Your picture: Items strewn around choked recycling bins are a common sight

PHOTO: LOH YING BEI

With the growth of online shopping, it is common to see packaging waste carelessly strewn all around rubbish bins, and the blue recycling bins choked with bulky items.

These ugly sights have become common enough to make me wonder if this is already something that is socially acceptable. If so, it reflects a lack of responsibility and a low level of civic-mindedness.

Choking up recycling bins with bulky items, such as unflattened cardboard, causes many problems.

First, residents who bother to sort out their waste and want to use the recycling bins cannot do so and might be discouraged from future recycling efforts.

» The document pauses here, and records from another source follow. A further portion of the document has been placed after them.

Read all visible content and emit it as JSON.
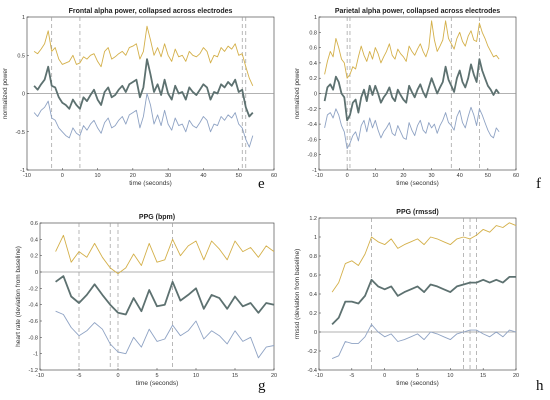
{
  "chart_data": [
    {
      "type": "line",
      "title": "Frontal alpha power, collapsed across electrodes",
      "xlabel": "time (seconds)",
      "ylabel": "normalized power",
      "xlim": [
        -10,
        60
      ],
      "ylim": [
        -1,
        1
      ],
      "xticks": [
        "-10",
        "0",
        "10",
        "20",
        "30",
        "40",
        "50",
        "60"
      ],
      "yticks": [
        "-1",
        "-0.5",
        "0",
        "0.5",
        "1"
      ],
      "panel_label": "e",
      "event_lines": [
        -3,
        5,
        51,
        52
      ],
      "x": [
        -8,
        -7,
        -6,
        -5,
        -4,
        -3,
        -2,
        -1,
        0,
        1,
        2,
        3,
        4,
        5,
        6,
        7,
        8,
        9,
        10,
        11,
        12,
        13,
        14,
        15,
        16,
        17,
        18,
        19,
        20,
        21,
        22,
        23,
        24,
        25,
        26,
        27,
        28,
        29,
        30,
        31,
        32,
        33,
        34,
        35,
        36,
        37,
        38,
        39,
        40,
        41,
        42,
        43,
        44,
        45,
        46,
        47,
        48,
        49,
        50,
        51,
        52,
        53,
        54
      ],
      "series": [
        {
          "role": "upper",
          "color": "#d4b04a",
          "values": [
            0.55,
            0.52,
            0.58,
            0.65,
            0.82,
            0.55,
            0.6,
            0.45,
            0.38,
            0.4,
            0.42,
            0.5,
            0.38,
            0.4,
            0.48,
            0.45,
            0.5,
            0.52,
            0.42,
            0.35,
            0.55,
            0.6,
            0.45,
            0.48,
            0.52,
            0.55,
            0.5,
            0.6,
            0.62,
            0.65,
            0.45,
            0.55,
            0.88,
            0.7,
            0.5,
            0.6,
            0.48,
            0.65,
            0.5,
            0.42,
            0.58,
            0.48,
            0.5,
            0.42,
            0.55,
            0.5,
            0.48,
            0.52,
            0.6,
            0.55,
            0.4,
            0.5,
            0.48,
            0.6,
            0.55,
            0.62,
            0.58,
            0.65,
            0.5,
            0.52,
            0.35,
            0.2,
            0.1
          ]
        },
        {
          "role": "mean",
          "color": "#5d7170",
          "values": [
            0.1,
            0.05,
            0.12,
            0.18,
            0.35,
            0.1,
            0.08,
            -0.05,
            -0.12,
            -0.15,
            -0.2,
            -0.08,
            -0.15,
            -0.2,
            -0.05,
            -0.1,
            -0.02,
            0.05,
            -0.08,
            -0.15,
            0.02,
            0.08,
            -0.05,
            -0.02,
            0.05,
            0.1,
            0.02,
            0.12,
            0.15,
            0.18,
            -0.05,
            0.08,
            0.45,
            0.25,
            0.02,
            0.12,
            -0.02,
            0.18,
            0.0,
            -0.08,
            0.1,
            0.0,
            0.02,
            -0.08,
            0.08,
            0.02,
            -0.02,
            0.05,
            0.12,
            0.08,
            -0.08,
            0.02,
            0.0,
            0.12,
            0.08,
            0.15,
            0.1,
            0.18,
            0.02,
            0.05,
            -0.18,
            -0.3,
            -0.25
          ]
        },
        {
          "role": "lower",
          "color": "#8fa3c4",
          "values": [
            -0.25,
            -0.3,
            -0.22,
            -0.18,
            -0.1,
            -0.32,
            -0.35,
            -0.45,
            -0.5,
            -0.55,
            -0.58,
            -0.45,
            -0.52,
            -0.55,
            -0.42,
            -0.48,
            -0.4,
            -0.35,
            -0.45,
            -0.52,
            -0.38,
            -0.32,
            -0.45,
            -0.42,
            -0.35,
            -0.3,
            -0.4,
            -0.28,
            -0.25,
            -0.22,
            -0.45,
            -0.3,
            0.0,
            -0.15,
            -0.4,
            -0.28,
            -0.42,
            -0.22,
            -0.4,
            -0.48,
            -0.32,
            -0.42,
            -0.4,
            -0.5,
            -0.35,
            -0.42,
            -0.45,
            -0.38,
            -0.3,
            -0.35,
            -0.5,
            -0.4,
            -0.42,
            -0.3,
            -0.35,
            -0.28,
            -0.32,
            -0.25,
            -0.4,
            -0.45,
            -0.6,
            -0.7,
            -0.55
          ]
        }
      ]
    },
    {
      "type": "line",
      "title": "Parietal alpha power, collapsed across electrodes",
      "xlabel": "time (seconds)",
      "ylabel": "normalized power",
      "xlim": [
        -10,
        60
      ],
      "ylim": [
        -1,
        1
      ],
      "xticks": [
        "-10",
        "0",
        "10",
        "20",
        "30",
        "40",
        "50",
        "60"
      ],
      "yticks": [
        "-1",
        "-0.8",
        "-0.6",
        "-0.4",
        "-0.2",
        "0",
        "0.2",
        "0.4",
        "0.6",
        "0.8",
        "1"
      ],
      "panel_label": "f",
      "event_lines": [
        0,
        1,
        37,
        47
      ],
      "x": [
        -8,
        -7,
        -6,
        -5,
        -4,
        -3,
        -2,
        -1,
        0,
        1,
        2,
        3,
        4,
        5,
        6,
        7,
        8,
        9,
        10,
        11,
        12,
        13,
        14,
        15,
        16,
        17,
        18,
        19,
        20,
        21,
        22,
        23,
        24,
        25,
        26,
        27,
        28,
        29,
        30,
        31,
        32,
        33,
        34,
        35,
        36,
        37,
        38,
        39,
        40,
        41,
        42,
        43,
        44,
        45,
        46,
        47,
        48,
        49,
        50,
        51,
        52,
        53,
        54
      ],
      "series": [
        {
          "role": "upper",
          "color": "#d4b04a",
          "values": [
            0.25,
            0.42,
            0.55,
            0.48,
            0.72,
            0.6,
            0.45,
            0.4,
            0.2,
            0.25,
            0.35,
            0.32,
            0.48,
            0.62,
            0.5,
            0.42,
            0.55,
            0.45,
            0.6,
            0.52,
            0.4,
            0.48,
            0.55,
            0.65,
            0.5,
            0.45,
            0.58,
            0.52,
            0.48,
            0.42,
            0.62,
            0.55,
            0.5,
            0.58,
            0.65,
            0.55,
            0.48,
            0.6,
            0.95,
            0.7,
            0.55,
            0.62,
            0.7,
            0.95,
            0.72,
            0.65,
            0.58,
            0.72,
            0.8,
            0.68,
            0.62,
            0.75,
            0.82,
            0.7,
            0.68,
            0.92,
            0.8,
            0.72,
            0.62,
            0.55,
            0.48,
            0.5,
            0.45
          ]
        },
        {
          "role": "mean",
          "color": "#5d7170",
          "values": [
            -0.1,
            0.08,
            0.12,
            0.05,
            0.22,
            0.15,
            0.0,
            -0.05,
            -0.35,
            -0.28,
            -0.12,
            -0.08,
            -0.25,
            -0.05,
            0.05,
            -0.1,
            0.1,
            -0.02,
            0.1,
            0.0,
            -0.12,
            -0.05,
            0.0,
            0.08,
            -0.05,
            -0.1,
            0.05,
            -0.02,
            -0.08,
            -0.12,
            0.1,
            0.02,
            -0.05,
            0.05,
            0.12,
            0.02,
            -0.05,
            0.08,
            0.2,
            0.1,
            0.0,
            0.08,
            0.15,
            0.35,
            0.18,
            0.1,
            0.02,
            0.2,
            0.3,
            0.15,
            0.08,
            0.2,
            0.38,
            0.25,
            0.15,
            0.45,
            0.3,
            0.2,
            0.1,
            0.05,
            -0.02,
            0.05,
            0.0
          ]
        },
        {
          "role": "lower",
          "color": "#8fa3c4",
          "values": [
            -0.45,
            -0.28,
            -0.25,
            -0.32,
            -0.2,
            -0.28,
            -0.42,
            -0.5,
            -0.72,
            -0.65,
            -0.55,
            -0.5,
            -0.62,
            -0.42,
            -0.35,
            -0.5,
            -0.32,
            -0.45,
            -0.35,
            -0.48,
            -0.58,
            -0.5,
            -0.45,
            -0.38,
            -0.52,
            -0.55,
            -0.42,
            -0.5,
            -0.58,
            -0.6,
            -0.38,
            -0.48,
            -0.55,
            -0.42,
            -0.35,
            -0.48,
            -0.52,
            -0.38,
            -0.45,
            -0.4,
            -0.52,
            -0.42,
            -0.35,
            -0.25,
            -0.38,
            -0.42,
            -0.48,
            -0.3,
            -0.22,
            -0.38,
            -0.45,
            -0.3,
            -0.18,
            -0.28,
            -0.42,
            -0.2,
            -0.28,
            -0.38,
            -0.48,
            -0.55,
            -0.58,
            -0.45,
            -0.5
          ]
        }
      ]
    },
    {
      "type": "line",
      "title": "PPG (bpm)",
      "xlabel": "time (seconds)",
      "ylabel": "heart rate (deviation from baseline)",
      "xlim": [
        -10,
        20
      ],
      "ylim": [
        -1.2,
        0.6
      ],
      "xticks": [
        "-10",
        "-5",
        "0",
        "5",
        "10",
        "15",
        "20"
      ],
      "yticks": [
        "-1.2",
        "-1",
        "-0.8",
        "-0.6",
        "-0.4",
        "-0.2",
        "0",
        "0.2",
        "0.4",
        "0.6"
      ],
      "panel_label": "g",
      "event_lines": [
        -5,
        -1,
        0,
        7
      ],
      "x": [
        -8,
        -7,
        -6,
        -5,
        -4,
        -3,
        -2,
        -1,
        0,
        1,
        2,
        3,
        4,
        5,
        6,
        7,
        8,
        9,
        10,
        11,
        12,
        13,
        14,
        15,
        16,
        17,
        18,
        19,
        20
      ],
      "series": [
        {
          "role": "upper",
          "color": "#d4b04a",
          "values": [
            0.25,
            0.45,
            0.12,
            0.25,
            0.18,
            0.35,
            0.18,
            0.05,
            -0.02,
            0.05,
            0.22,
            0.08,
            0.35,
            0.12,
            0.15,
            0.4,
            0.2,
            0.32,
            0.38,
            0.15,
            0.38,
            0.28,
            0.15,
            0.38,
            0.25,
            0.3,
            0.18,
            0.32,
            0.25
          ]
        },
        {
          "role": "mean",
          "color": "#5d7170",
          "values": [
            -0.12,
            -0.05,
            -0.3,
            -0.38,
            -0.28,
            -0.15,
            -0.28,
            -0.4,
            -0.5,
            -0.52,
            -0.32,
            -0.48,
            -0.22,
            -0.42,
            -0.4,
            -0.12,
            -0.35,
            -0.28,
            -0.2,
            -0.45,
            -0.28,
            -0.32,
            -0.45,
            -0.3,
            -0.42,
            -0.38,
            -0.5,
            -0.38,
            -0.4
          ]
        },
        {
          "role": "lower",
          "color": "#8fa3c4",
          "values": [
            -0.48,
            -0.52,
            -0.68,
            -0.78,
            -0.72,
            -0.62,
            -0.7,
            -0.88,
            -0.98,
            -1.0,
            -0.8,
            -0.92,
            -0.7,
            -0.85,
            -0.82,
            -0.65,
            -0.78,
            -0.72,
            -0.6,
            -0.82,
            -0.72,
            -0.78,
            -0.88,
            -0.72,
            -0.85,
            -0.8,
            -1.05,
            -0.92,
            -0.9
          ]
        }
      ]
    },
    {
      "type": "line",
      "title": "PPG (rmssd)",
      "xlabel": "time (seconds)",
      "ylabel": "rmssd (deviation from baseline)",
      "xlim": [
        -10,
        20
      ],
      "ylim": [
        -0.4,
        1.2
      ],
      "xticks": [
        "-10",
        "-5",
        "0",
        "5",
        "10",
        "15",
        "20"
      ],
      "yticks": [
        "-0.4",
        "-0.2",
        "0",
        "0.2",
        "0.4",
        "0.6",
        "0.8",
        "1",
        "1.2"
      ],
      "panel_label": "h",
      "event_lines": [
        -2,
        12,
        13,
        14
      ],
      "x": [
        -8,
        -7,
        -6,
        -5,
        -4,
        -3,
        -2,
        -1,
        0,
        1,
        2,
        3,
        4,
        5,
        6,
        7,
        8,
        9,
        10,
        11,
        12,
        13,
        14,
        15,
        16,
        17,
        18,
        19,
        20
      ],
      "series": [
        {
          "role": "upper",
          "color": "#d4b04a",
          "values": [
            0.42,
            0.52,
            0.72,
            0.75,
            0.7,
            0.82,
            1.0,
            0.95,
            0.92,
            0.98,
            0.88,
            0.92,
            0.95,
            0.98,
            0.92,
            1.0,
            0.98,
            0.95,
            0.92,
            0.98,
            1.0,
            0.98,
            1.02,
            1.08,
            1.05,
            1.12,
            1.1,
            1.15,
            1.12
          ]
        },
        {
          "role": "mean",
          "color": "#5d7170",
          "values": [
            0.08,
            0.15,
            0.32,
            0.32,
            0.3,
            0.38,
            0.55,
            0.48,
            0.45,
            0.48,
            0.38,
            0.42,
            0.45,
            0.48,
            0.42,
            0.5,
            0.48,
            0.45,
            0.42,
            0.48,
            0.5,
            0.52,
            0.52,
            0.55,
            0.52,
            0.55,
            0.52,
            0.58,
            0.58
          ]
        },
        {
          "role": "lower",
          "color": "#8fa3c4",
          "values": [
            -0.28,
            -0.25,
            -0.1,
            -0.12,
            -0.12,
            -0.05,
            0.08,
            0.0,
            -0.05,
            -0.02,
            -0.1,
            -0.08,
            -0.05,
            -0.02,
            -0.08,
            0.0,
            -0.02,
            -0.05,
            -0.08,
            -0.02,
            0.0,
            0.02,
            0.02,
            -0.02,
            -0.05,
            0.0,
            -0.05,
            0.02,
            0.0
          ]
        }
      ]
    }
  ]
}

Some people choose to leave items beside the blue bins, ignoring how rain would soak through the items or collect within them, attracting and creating breeding grounds for pests.

Second, bulky materials take up space in the bins, and that inefficiently used space is a waste of transportation and sorting efforts. The carbon output from transporting the contents of a partially filled recycling bin may outweigh the benefits of recycling those materials, which defeats the entire purpose of recycling.

Those who want to make a difference to the environment may feel helpless and be discouraged by such poor social norms. People respond to social cues, and if a community exhibits better recycling behaviours, residents are more likely to participate.

All it takes is for everyone to do his part - simply flatten that cardboard box.